I came out as bisexual for the first time to two friends when I was about 16, and then more publicly my freshman year of college. Since then, I’ve lost count of the number of times I’ve come out, too often in response to questions like, “So does this mean you’re gay now?” when I began dating a woman, or “So you’re not gay anymore?” when I was dating a man.
Bisexuality doesn’t work that way.
After years of knowing few other self-identified bisexuals, I have finally connected with the Bi+ community in the past year, and learned that my experiences are strikingly common — nearly all of us have faced biphobia from parents, partners, friends and acquaintances, as well as those within the LGBT community. And many of us find our identities routinely erased or rendered invisible, leaving us with the choice to remain unseen or come out over and over again.
To be clear, there are many legitimate reasons for not identifying openly with the term “bisexual.” I understand the desire to eschew labels, to resist the expectation that our sexualities have to fit into neat categories.

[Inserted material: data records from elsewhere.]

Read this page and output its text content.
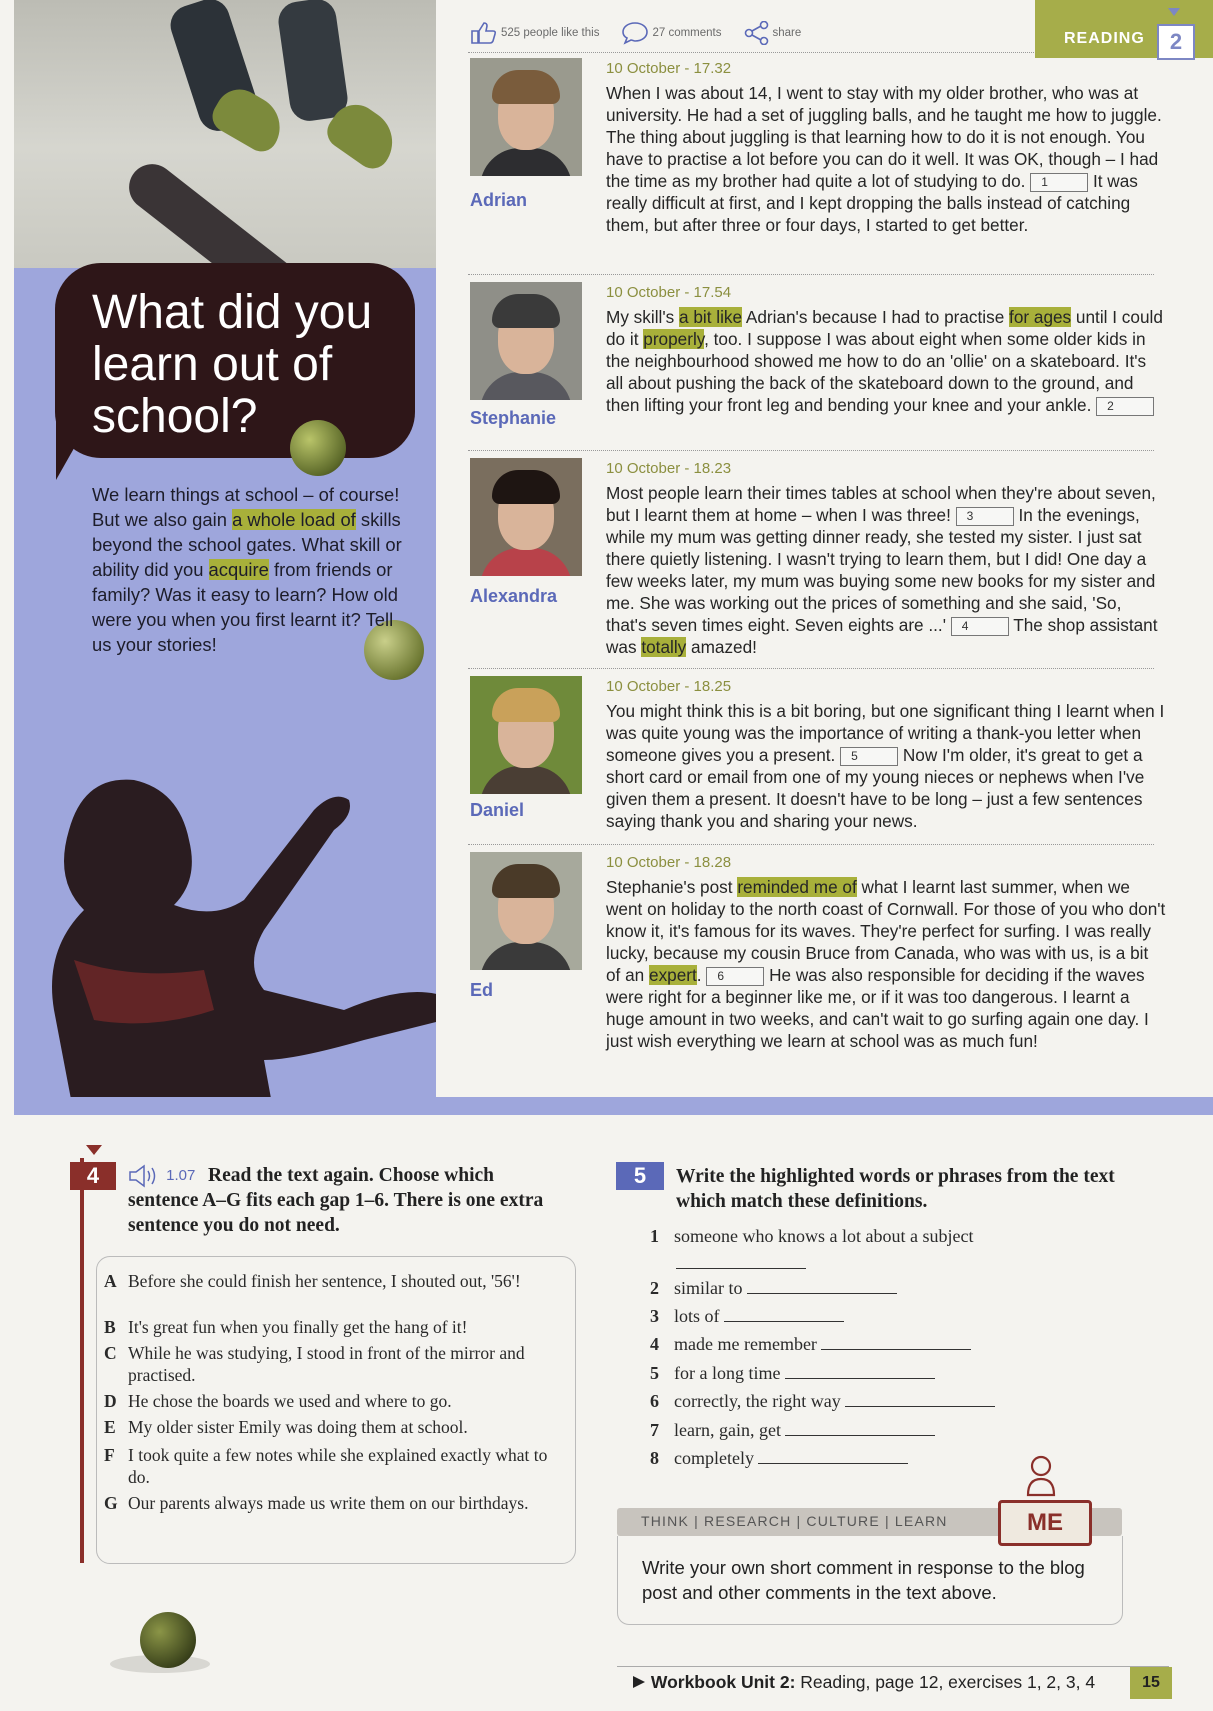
What did you learn out of school?
We learn things at school – of course! But we also gain a whole load of skills beyond the school gates. What skill or ability did you acquire from friends or family? Was it easy to learn? How old were you when you first learnt it? Tell us your stories!
525 people like this	27 comments	share	READING	2
Adrian
10 October - 17.32
When I was about 14, I went to stay with my older brother, who was at university. He had a set of juggling balls, and he taught me how to juggle. The thing about juggling is that learning how to do it is not enough. You have to practise a lot before you can do it well. It was OK, though – I had the time as my brother had quite a lot of studying to do. 1 It was really difficult at first, and I kept dropping the balls instead of catching them, but after three or four days, I started to get better.
Stephanie
10 October - 17.54
My skill's a bit like Adrian's because I had to practise for ages until I could do it properly, too. I suppose I was about eight when some older kids in the neighbourhood showed me how to do an 'ollie' on a skateboard. It's all about pushing the back of the skateboard down to the ground, and then lifting your front leg and bending your knee and your ankle. 2
Alexandra
10 October - 18.23
Most people learn their times tables at school when they're about seven, but I learnt them at home – when I was three! 3 In the evenings, while my mum was getting dinner ready, she tested my sister. I just sat there quietly listening. I wasn't trying to learn them, but I did! One day a few weeks later, my mum was buying some new books for my sister and me. She was working out the prices of something and she said, 'So, that's seven times eight. Seven eights are ...' 4 The shop assistant was totally amazed!
Daniel
10 October - 18.25
You might think this is a bit boring, but one significant thing I learnt when I was quite young was the importance of writing a thank-you letter when someone gives you a present. 5 Now I'm older, it's great to get a short card or email from one of my young nieces or nephews when I've given them a present. It doesn't have to be long – just a few sentences saying thank you and sharing your news.
Ed
10 October - 18.28
Stephanie's post reminded me of what I learnt last summer, when we went on holiday to the north coast of Cornwall. For those of you who don't know it, it's famous for its waves. They're perfect for surfing. I was really lucky, because my cousin Bruce from Canada, who was with us, is a bit of an expert. 6 He was also responsible for deciding if the waves were right for a beginner like me, or if it was too dangerous. I learnt a huge amount in two weeks, and can't wait to go surfing again one day. I just wish everything we learn at school was as much fun!
4	1.07 Read the text again. Choose which sentence A–G fits each gap 1–6. There is one extra sentence you do not need.
A Before she could finish her sentence, I shouted out, '56'!
B It's great fun when you finally get the hang of it!
C While he was studying, I stood in front of the mirror and practised.
D He chose the boards we used and where to go.
E My older sister Emily was doing them at school.
F I took quite a few notes while she explained exactly what to do.
G Our parents always made us write them on our birthdays.
5	Write the highlighted words or phrases from the text which match these definitions.
1 someone who knows a lot about a subject
2 similar to
3 lots of
4 made me remember
5 for a long time
6 correctly, the right way
7 learn, gain, get
8 completely
THINK | RESEARCH | CULTURE | LEARN	ME
Write your own short comment in response to the blog post and other comments in the text above.
Workbook Unit 2: Reading, page 12, exercises 1, 2, 3, 4	15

There are also those for whom exposing themselves to biphobia is neither safe nor healthy; and given the tendency of others to make assumptions about our identities, it shouldn’t be incumbent on us to constantly correct people.
But avoiding being visibly bisexual also poses a problem to the rest of our community: it allows biphobia to persist and keeps us silent. Being openly bisexual is in many ways still a radical act, even in the LGBT community.
But it shouldn’t be, and here's why:
Bisexuality is real and should not be a source of shame. According to the Williams Institute, an LGBT think-tank based at the University of California, Los Angeles School of Law, about half of the LGB community describes their sexual orientation as bisexual — half of us.
Surprised? I was, too. So the question those of us who are attracted to more than one gender need to ask ourselves comes down to: why don’t we want to call ourselves bisexual? Is it because we don’t want to deal with biphobia — because we don’t want people to make assumptions about our sex lives, or say that our sexuality isn’t real, or is just a phase? Do we have our own internalized biphobia that we’d rather not deal with?
Bisexual youth need role models. The Human Rights Campaign Foundation’s 2012 survey of LGBT youth showed that bisexual youth were less likely than lesbian and gay or non-LGBT youth to say they were happy; they also had less support from caring adults, and reported and high levels of exclusion and bullying by peers. These youth need to know that there are real adult bisexuals who disprove biphobic stereotypes.
Bisexuality is a big, gender-inclusive umbrella. I often hear people say they’d rather avoid labels because they want to acknowledge their attraction to non-binary people. But bisexual community activists have long embraced non-binary people, and included those who identify as pansexual, queer and fluid. Like many of my fellow bi activists, I prefer legendary activist Robyn Ochs’s definition:
“I call myself bisexual because I acknowledge that I have in myself the potential to be attracted — romantically and/or sexually — to people of more than one sex and/or gender, not necessarily at the same time, not necessarily in the same way, and not necessarily to the same degree.”
Bisexual people need community and our community needs support. Connecting with the bisexual community has changed my life. It has made me more aware of the ways in which biphobia can affect my mental health, my relationships, and my sexual health. It has also made me aware of how much we need each other for support and for community, if for nothing more than the relief that comes with being among others to whom we don’t have to defend ourselves. The most radically accepting spaces I have ever experienced have been with bisexual community members.
Biphobia is rampant within the LGBT community, and visibility is a step toward stopping it. While I’ve certainly grown weary of straight, cisgender men fetishizing my sexuality, and my mother’s tendency to “forget” my bisexuality when I’m in a relationship with a man, by far the worst biphobia I’ve ever faced has been from gay men and lesbians. The first woman I ever fell in love with routinely asked me why I couldn’t “just be a lesbian,” and I’ve had community members question my commitment to the cause because I could partner with a man and enjoy the “privilege” of passing as straight — as if lying about who you are is a privilege.
Only recently have I come to understand the importance of proudly claiming my bisexual identity, even though there are still days when I’m just plain tired of coming out. Even with a supportive partner and affirming friends and family, facing biphobia and constantly correcting people’s assumptions about my identity can be tedious and even daunting.
But I try to be as out as possible, and to address biphobia wherever I see it. So if you fall somewhere within the bisexual umbrella, and it is safe and healthy for you to be out and proud about who you are, please join me in coming out, and keep coming out as much as your situation permits. For those in our community who can’t be out for whatever reason, those of us who can will do our best to challenge biphobia and create safe and healthy spaces for us all.
BETH SHEROUSE is an American Council of Learned Studies Public Fellow and senior content manager at the Human Rights Campaign.